この会社が導入したLLMは、果てしなく複雑なデータ入力プロセスを自動化した。膨大な手書きの患者記録や、さまざまな種類のデジタルファイルが無秩序に混在しており、それらすべてを一貫した単一の記録に統合したのだ。開発とテストに要した期間は1年以上で、当然、同社の面々は自社の成果に誇りを抱いていた。
しかし、CIOの説明を聞くうちに、筆者は気づいた。この会社は、すでに後れを取っていたのである。
「素晴らしい土台を築いていますね」と筆者は述べた。「しかし、まだスタートラインに立ったにすぎません」。すると、その場の空気が明らかに変わった。彼らはこのような筆者の反応を予想していなかったのだろう。
同社は、AIに莫大な投資を行って高度なシステムを構築し、試験プロジェクトも成功させていた。過去1年間にAI関連のツールの開発と導入を進めた多くの企業の幹部チームがそうであるように、やるべきことはすべて終えたと思っていたのだ。

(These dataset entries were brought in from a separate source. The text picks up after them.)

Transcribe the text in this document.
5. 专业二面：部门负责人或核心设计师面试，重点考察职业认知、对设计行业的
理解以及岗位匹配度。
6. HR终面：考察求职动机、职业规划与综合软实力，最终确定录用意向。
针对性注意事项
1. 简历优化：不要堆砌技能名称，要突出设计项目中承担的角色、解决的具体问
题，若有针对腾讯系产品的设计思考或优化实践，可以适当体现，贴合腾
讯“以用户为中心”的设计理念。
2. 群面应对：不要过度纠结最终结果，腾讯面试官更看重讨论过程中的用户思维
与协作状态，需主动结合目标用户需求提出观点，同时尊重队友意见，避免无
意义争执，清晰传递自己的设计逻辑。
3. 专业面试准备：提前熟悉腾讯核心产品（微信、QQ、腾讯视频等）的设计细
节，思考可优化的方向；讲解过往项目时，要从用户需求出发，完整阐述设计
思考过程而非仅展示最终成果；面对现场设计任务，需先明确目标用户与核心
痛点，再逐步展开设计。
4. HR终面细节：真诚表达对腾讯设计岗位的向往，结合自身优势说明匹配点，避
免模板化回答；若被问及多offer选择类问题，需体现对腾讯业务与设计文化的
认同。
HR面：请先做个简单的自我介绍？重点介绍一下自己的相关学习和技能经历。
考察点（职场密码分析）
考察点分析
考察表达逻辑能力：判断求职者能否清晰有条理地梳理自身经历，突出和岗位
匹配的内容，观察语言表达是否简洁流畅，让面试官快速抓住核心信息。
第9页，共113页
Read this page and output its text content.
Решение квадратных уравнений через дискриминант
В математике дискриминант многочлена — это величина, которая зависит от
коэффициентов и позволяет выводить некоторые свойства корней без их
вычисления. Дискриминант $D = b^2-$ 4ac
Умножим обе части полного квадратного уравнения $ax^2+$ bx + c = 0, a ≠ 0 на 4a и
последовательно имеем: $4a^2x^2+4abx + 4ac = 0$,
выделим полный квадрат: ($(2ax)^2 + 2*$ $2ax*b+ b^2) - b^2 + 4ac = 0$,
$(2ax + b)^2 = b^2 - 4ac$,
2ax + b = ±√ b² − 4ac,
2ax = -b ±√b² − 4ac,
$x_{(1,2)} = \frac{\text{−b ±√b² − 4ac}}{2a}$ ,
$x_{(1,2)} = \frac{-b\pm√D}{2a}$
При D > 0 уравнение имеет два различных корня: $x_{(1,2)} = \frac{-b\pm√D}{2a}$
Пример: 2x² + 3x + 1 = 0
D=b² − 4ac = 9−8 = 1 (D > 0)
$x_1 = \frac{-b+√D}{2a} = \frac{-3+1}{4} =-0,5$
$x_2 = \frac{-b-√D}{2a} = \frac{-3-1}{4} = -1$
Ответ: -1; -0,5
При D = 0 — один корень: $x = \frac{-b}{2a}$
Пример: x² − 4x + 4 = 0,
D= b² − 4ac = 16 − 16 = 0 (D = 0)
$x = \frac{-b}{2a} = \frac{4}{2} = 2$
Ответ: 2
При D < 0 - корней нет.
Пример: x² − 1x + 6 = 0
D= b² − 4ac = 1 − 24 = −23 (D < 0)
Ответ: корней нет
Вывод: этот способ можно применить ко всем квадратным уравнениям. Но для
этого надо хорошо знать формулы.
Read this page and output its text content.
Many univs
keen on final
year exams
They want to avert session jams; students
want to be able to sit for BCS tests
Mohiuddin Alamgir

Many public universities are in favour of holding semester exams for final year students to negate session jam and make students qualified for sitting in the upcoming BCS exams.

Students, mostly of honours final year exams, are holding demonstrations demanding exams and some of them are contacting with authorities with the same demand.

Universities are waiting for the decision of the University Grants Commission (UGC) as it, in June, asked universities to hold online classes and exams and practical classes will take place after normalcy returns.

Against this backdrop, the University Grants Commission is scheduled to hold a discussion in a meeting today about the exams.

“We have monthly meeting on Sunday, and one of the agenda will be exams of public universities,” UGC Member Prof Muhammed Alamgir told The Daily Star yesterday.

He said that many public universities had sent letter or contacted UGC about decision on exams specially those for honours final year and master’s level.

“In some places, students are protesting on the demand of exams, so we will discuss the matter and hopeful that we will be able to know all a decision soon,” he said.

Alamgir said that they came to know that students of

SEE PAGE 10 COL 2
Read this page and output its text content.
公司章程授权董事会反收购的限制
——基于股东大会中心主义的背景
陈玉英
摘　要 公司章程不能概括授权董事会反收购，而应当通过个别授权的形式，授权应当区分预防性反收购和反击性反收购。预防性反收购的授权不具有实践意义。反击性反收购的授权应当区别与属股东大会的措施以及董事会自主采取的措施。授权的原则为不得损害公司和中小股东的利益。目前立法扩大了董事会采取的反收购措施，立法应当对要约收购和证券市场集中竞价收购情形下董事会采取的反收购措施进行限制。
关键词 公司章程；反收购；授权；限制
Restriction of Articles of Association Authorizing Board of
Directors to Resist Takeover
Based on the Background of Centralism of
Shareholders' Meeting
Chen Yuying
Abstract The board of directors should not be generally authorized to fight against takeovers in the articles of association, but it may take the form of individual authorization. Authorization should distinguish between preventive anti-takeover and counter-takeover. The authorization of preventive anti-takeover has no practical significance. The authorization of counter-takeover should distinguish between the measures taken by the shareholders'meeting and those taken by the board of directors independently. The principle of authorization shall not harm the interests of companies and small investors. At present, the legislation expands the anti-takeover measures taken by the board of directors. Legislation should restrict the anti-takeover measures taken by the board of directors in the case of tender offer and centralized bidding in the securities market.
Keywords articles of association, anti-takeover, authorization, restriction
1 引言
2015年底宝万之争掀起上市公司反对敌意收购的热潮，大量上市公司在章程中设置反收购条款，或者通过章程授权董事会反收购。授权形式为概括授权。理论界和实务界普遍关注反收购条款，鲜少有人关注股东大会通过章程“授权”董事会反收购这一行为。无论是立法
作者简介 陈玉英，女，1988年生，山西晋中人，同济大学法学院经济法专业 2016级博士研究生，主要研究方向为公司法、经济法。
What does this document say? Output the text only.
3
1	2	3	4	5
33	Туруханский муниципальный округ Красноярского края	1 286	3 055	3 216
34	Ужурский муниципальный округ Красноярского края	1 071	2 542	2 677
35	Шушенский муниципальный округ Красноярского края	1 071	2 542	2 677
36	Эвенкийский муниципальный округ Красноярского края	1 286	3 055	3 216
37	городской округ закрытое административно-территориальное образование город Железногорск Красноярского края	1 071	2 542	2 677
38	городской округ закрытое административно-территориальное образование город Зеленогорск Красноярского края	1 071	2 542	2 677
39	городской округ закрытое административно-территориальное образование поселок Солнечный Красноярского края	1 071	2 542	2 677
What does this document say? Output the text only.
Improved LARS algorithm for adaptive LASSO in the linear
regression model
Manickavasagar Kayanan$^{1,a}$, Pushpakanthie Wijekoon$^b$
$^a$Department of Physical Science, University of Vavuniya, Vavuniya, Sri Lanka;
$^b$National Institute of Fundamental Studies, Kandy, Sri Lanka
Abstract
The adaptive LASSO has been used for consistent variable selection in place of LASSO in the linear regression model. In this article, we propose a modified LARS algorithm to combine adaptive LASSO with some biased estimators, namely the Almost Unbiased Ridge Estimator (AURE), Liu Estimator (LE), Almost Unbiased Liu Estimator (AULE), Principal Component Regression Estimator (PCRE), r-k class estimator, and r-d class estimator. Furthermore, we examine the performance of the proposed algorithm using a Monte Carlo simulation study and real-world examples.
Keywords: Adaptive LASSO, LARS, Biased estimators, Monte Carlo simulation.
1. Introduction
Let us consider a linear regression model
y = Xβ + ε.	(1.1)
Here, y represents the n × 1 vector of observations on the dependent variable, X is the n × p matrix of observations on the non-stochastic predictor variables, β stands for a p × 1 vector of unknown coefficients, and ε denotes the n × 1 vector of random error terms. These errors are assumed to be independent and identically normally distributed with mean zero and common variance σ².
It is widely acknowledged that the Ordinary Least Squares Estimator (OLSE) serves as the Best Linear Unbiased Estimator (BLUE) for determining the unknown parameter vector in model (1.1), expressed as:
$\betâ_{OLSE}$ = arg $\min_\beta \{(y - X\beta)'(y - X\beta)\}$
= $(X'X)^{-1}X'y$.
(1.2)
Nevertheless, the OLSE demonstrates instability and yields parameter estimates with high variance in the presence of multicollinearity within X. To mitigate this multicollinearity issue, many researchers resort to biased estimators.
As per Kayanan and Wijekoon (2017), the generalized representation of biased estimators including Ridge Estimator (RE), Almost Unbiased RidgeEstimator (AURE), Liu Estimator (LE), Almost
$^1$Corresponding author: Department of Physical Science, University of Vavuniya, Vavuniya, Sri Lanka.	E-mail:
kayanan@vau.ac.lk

実際に、同社の変革の取り組みはまだ始まったばかりだった。AIは、いま急速に進行している技術革新の一要素でしかない。他の新しいテクノロジーの重要性を見落としている企業は、変化から取り残されるリスクがある。
「リビング・インテリジェンス」の時代
筆者はこの幹部チームに対し、いまAIを非常に重視していることは、後れを取ったとはいえ、正しい判断であると述べた。しかし、LLMはただの出発点にすぎない。驚異的なペースで新しい進歩が実現している状況では、変革を継続するための新しい力を育むことが不可欠だ。